The European Commission’s recommendation on PPA came at the right time-just one day before the RE-Source meeting in 2021. On October 14-15, 700 experts gathered in Amsterdam to participate in the 2021 RE-Source conference. This two-day annual meeting will connect corporate buyers and renewable energy suppliers to help the company’s renewable energy PPA.
With the recent European Commission’s support for renewable energy, solar energy is expected to stand out. In the 2022 work plan just announced by the European Commission, solar energy is the only designated energy technology. We must take advantage of this opportunity to use existing clear solutions to meet the challenges that still face and realize the huge potential of solar energy. For example, rooftop solar energy is expected to become a standard feature in new or refurbished industrial and commercial venues. More broadly, we need to deal with the lengthy and cumbersome licensing process, which will slow down the installation speed of solar power plants.
Although countries still rely on fossil fuels, rising energy prices are an inevitable trend in the future. Last year, six EU member states, including Spain, called for the construction of a 100% renewable energy power system. In order to further achieve this goal, the government must initiate special tenders to determine the correct price signals for solar and energy storage projects, while implementing ambitious innovation policies to deploy the required technologies in the grid.

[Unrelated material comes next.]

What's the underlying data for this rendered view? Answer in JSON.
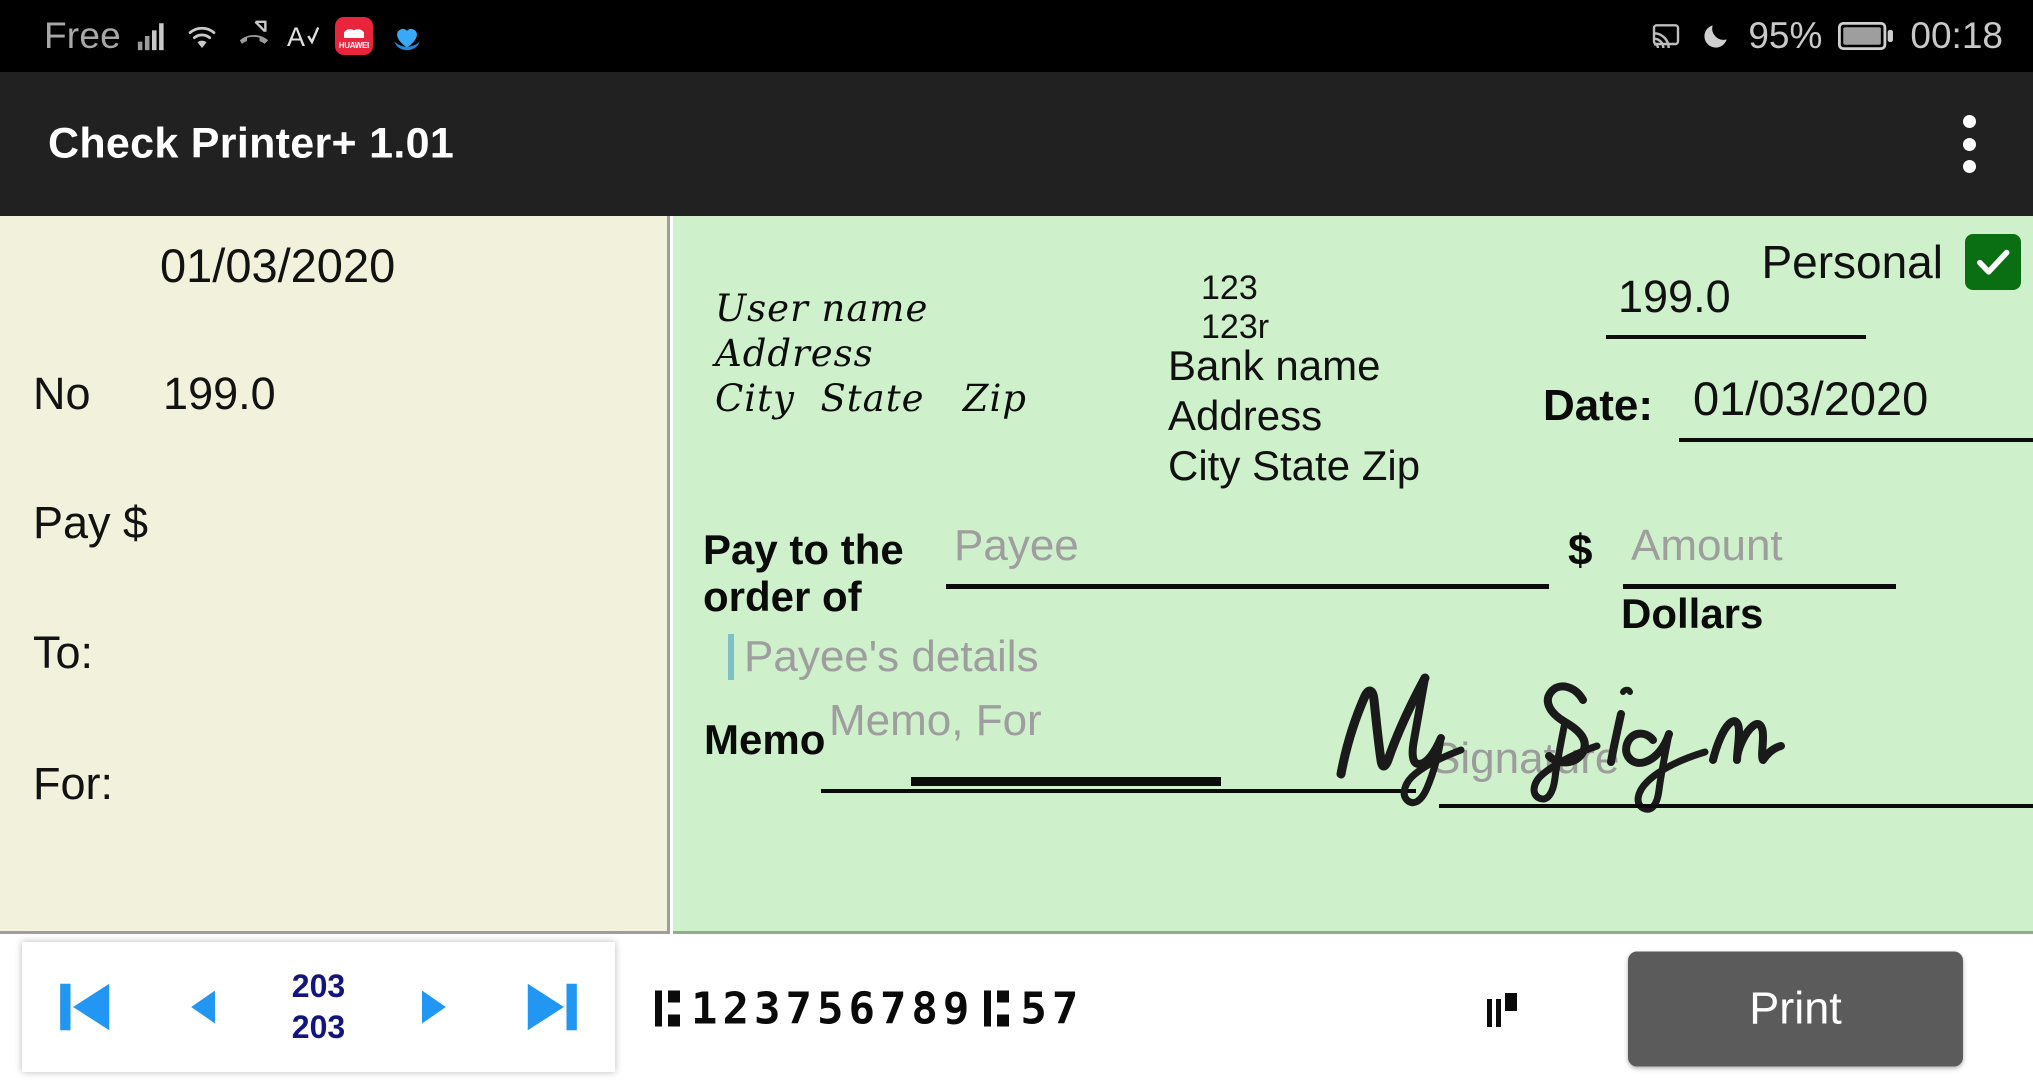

European leaders will meet again in December to discuss energy prices, and the European Commission will announce its latest addition to the “Fit for 55” package of climate legislation proposals within the same week. In the coming weeks and even months, the European Photovoltaic Industry Association and our partners will work with decision makers to ensure that any legislative actions reflect that solar energy is protecting households and businesses from rising prices while reducing carbon emissions. The role of the Earth’s influence.